Vincent was away somewhere in London, then Dubai, and after that Tokyo. He called in all the time and sent emails with instructions, both to the whole team and some of us individually. Figures that he wanted pulled so he could look over them, reports retrieved from archives, or whatever else he needed on any given day. He knew what was going on to the last detail even though he was in a time zone on the other side of the world.
Sam spoke to him on the phone several times a day. Never in front of us. He’d disappear into an adjoining room and shut the door. Sylvie would bristle at being left out. Through the slats of the blinds, I’d see Sam pacing across the room while he spoke.
A couple of times, Sam and Jules would argue quietly about an issue. ‘We need to discuss this with Vincent.’ They would both storm out together to call him in the adjacent room.
Everything was secretive. Nobody updated me on the background of the deal that we were working on, or provided any other information. Everything that I knew, I gleaned from the report I was proofreading. I was new and untested. I had to earn their trust.
Late one night, Sylvie whispered loudly to Jules in the back corner of the room. ‘Vincent sai
d that he didn’t want her to know.’ They both stopped talking when I raised my head slightly.
They left, ostensibly to make coffee. Through the half open door, I saw them standing in the corridor having an animated discussion. They seemed to be at loggerheads. I tried not to look up. They silently disappeared into a meeting room down the corridor, where they remained for ages. When they came back into our meeting room, not a word was said. The secretiveness left me on edge.
We were constantly reminded about being discreet. The meeting room blinds were permanently down. Nobody except for us was allowed to come in, not even the admin staff helping us. The room was always locked when we weren’t in it. That was a strict rule. There was a sign on the door to remind us.
For close to two weeks, I would leave work at two or three in the morning, returning to my hotel room for a shower and five hours’ sleep. Six if I was lucky. Then I was back at the office for another day.
It was mentally gruelling, especially as I was terrified that any mistake might get me fired before the probation period was over. Everyone was too busy to provide much in the way of explanations. Sylvie had made it clear that none of them would waste time answering dumb rookie questions. It was sink or swim. I swam.
‘Does Sylvie not like me, or is she like this to everyone?’ I asked Jules when he joined me on a late-night takeout run the night before our deadline.

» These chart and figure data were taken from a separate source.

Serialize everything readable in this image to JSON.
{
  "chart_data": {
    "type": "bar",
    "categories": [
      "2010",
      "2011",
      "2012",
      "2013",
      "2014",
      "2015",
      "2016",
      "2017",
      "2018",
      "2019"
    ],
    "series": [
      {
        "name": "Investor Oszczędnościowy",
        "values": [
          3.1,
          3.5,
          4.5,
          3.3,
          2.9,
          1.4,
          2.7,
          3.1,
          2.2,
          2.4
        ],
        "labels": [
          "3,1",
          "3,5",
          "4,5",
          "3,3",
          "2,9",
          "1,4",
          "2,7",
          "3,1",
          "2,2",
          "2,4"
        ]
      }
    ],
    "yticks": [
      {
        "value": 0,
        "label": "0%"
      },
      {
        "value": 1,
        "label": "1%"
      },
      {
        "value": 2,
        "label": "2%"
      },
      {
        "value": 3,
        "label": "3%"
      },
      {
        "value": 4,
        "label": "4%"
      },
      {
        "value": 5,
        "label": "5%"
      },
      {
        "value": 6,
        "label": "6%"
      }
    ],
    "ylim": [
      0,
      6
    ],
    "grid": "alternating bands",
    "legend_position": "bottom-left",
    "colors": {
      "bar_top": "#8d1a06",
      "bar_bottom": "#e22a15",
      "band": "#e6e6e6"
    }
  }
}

‘Sylvie is Sylvie,’ said Jules. ‘You’ll get used to her. She’s tough as nails, but that’s probably because of what she’s been through.’
‘What do you mean?’
‘Haven’t you heard of her?’ There was a slightly incredulous note to his voice. ‘She was famous once, a top teenage model. The face of some brand like Miss Dior. You would have seen her face on the cover of magazines. She was cast in a Hollywood movie!’
‘Really, which one?’
‘Oh, I can never remember, but it doesn’t matter. She never made the movie. Sylvie was damaged goods by then. In more ways than one.’